Ce qui dépend d'un tiers se demande le jour où l'avis paraît, pas la semaine du dépôt. Vous ne maîtrisez pas ces délais, vous ne pouvez que les absorber, et la seule façon de les absorber est de partir tôt. Appelez chaque organisme une fois, notez le délai réel qu'il annonce, et gardez cette note : vous ne redevinerez plus jamais.
Ce qui dépend de votre prix vient en dernier, forcément : deux pièces ne peuvent être établies qu'une fois le montant arrêté.
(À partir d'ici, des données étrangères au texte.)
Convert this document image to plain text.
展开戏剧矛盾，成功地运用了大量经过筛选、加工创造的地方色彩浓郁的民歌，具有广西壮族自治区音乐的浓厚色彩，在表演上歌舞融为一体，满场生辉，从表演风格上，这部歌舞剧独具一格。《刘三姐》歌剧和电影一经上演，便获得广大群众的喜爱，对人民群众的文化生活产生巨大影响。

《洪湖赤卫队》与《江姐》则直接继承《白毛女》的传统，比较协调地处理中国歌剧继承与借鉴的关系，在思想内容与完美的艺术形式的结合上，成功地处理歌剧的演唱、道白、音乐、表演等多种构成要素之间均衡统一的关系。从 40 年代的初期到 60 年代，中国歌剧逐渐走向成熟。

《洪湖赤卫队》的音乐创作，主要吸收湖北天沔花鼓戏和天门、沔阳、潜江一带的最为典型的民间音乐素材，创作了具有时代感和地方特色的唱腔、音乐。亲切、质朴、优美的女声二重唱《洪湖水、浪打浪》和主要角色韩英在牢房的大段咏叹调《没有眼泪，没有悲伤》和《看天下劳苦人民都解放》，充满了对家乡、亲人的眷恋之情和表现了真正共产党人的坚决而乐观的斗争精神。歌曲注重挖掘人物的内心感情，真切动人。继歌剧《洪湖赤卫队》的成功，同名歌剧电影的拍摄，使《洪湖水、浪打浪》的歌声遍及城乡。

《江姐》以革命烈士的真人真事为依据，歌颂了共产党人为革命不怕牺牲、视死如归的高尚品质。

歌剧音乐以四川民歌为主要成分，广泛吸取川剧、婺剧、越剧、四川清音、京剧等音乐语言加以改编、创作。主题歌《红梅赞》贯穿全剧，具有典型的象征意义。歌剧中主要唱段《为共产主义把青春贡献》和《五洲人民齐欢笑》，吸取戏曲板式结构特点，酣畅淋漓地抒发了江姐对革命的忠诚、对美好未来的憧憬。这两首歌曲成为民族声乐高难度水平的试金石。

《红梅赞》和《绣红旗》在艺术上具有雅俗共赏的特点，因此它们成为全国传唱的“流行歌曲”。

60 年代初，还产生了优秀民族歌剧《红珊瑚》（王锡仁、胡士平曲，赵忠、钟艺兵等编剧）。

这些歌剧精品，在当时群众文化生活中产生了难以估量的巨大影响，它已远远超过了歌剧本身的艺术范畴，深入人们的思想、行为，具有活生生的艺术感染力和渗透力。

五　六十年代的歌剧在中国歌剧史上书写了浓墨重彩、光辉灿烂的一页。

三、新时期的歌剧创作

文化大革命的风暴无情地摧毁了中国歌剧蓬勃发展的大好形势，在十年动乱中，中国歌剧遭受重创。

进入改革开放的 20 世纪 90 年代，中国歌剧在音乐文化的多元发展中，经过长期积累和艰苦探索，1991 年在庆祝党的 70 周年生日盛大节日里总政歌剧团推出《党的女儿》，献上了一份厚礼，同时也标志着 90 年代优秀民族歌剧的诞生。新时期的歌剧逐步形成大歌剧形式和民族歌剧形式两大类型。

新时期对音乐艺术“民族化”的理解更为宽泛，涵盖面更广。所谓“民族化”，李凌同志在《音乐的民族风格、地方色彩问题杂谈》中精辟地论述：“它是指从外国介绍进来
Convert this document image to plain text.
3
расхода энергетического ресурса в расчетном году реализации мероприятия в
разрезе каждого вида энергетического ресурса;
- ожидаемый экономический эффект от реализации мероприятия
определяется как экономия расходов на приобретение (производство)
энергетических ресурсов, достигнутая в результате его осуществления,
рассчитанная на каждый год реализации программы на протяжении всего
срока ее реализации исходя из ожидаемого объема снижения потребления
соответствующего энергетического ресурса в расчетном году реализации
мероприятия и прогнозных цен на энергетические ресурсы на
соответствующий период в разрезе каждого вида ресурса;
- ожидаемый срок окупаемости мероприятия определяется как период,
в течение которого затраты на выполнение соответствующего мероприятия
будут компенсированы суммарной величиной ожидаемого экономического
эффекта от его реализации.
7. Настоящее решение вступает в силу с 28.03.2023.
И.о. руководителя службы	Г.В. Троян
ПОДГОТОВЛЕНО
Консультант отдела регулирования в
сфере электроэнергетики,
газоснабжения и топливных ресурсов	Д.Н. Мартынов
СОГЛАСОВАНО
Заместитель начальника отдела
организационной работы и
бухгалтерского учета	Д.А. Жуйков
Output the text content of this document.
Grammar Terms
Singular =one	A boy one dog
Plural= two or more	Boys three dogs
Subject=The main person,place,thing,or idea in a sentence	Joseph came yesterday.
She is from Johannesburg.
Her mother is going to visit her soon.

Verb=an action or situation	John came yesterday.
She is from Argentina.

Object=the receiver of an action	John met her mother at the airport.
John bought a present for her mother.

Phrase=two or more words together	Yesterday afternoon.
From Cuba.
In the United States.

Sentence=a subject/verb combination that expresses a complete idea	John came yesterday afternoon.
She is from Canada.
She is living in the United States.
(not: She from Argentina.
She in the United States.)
Arrêtez donc votre prix quelques jours avant la date limite, uniquement pour avoir le temps de les faire produire.
Entre les deux, il y a la précision. Un seul exemple, parce qu'il donne le ton de tout le reste : la durée de validité de votre offre. Les dossiers l'imposent à 120 jours. Pas cent, pas cent cinquante. Un délai différent rend la pièce non conforme. C'est le degré d'exactitude auquel se joue le contrôle de forme.
Le dossier permanent, ou comment répondre en deux jours
Un avis publié tard, un délai court, et l'affaire vous passe à côté. Pas faute de savoir faire le chantier : faute de papiers prêts.
Le remède tient en une idée. Ne plus jamais constituer un dossier administratif à partir de zéro. Vous montez une fois un classeur, physique et numérique, qui rassemble tout ce que votre entreprise doit pouvoir prouver en permanence. Ensuite vous l'entretenez, et vous ne le reconstruisez plus.
Une seule règle le fait tenir : chaque pièce porte sa date d'obtention dans son nom de fichier, et se renouvelle avant d'avoir atteint la moitié de sa durée de validité. Une pièce valable six mois se redemande au troisième mois. Vous n'êtes ainsi jamais à moins de trois mois d'une péremption, quel que soit le moment où l'avis paraît.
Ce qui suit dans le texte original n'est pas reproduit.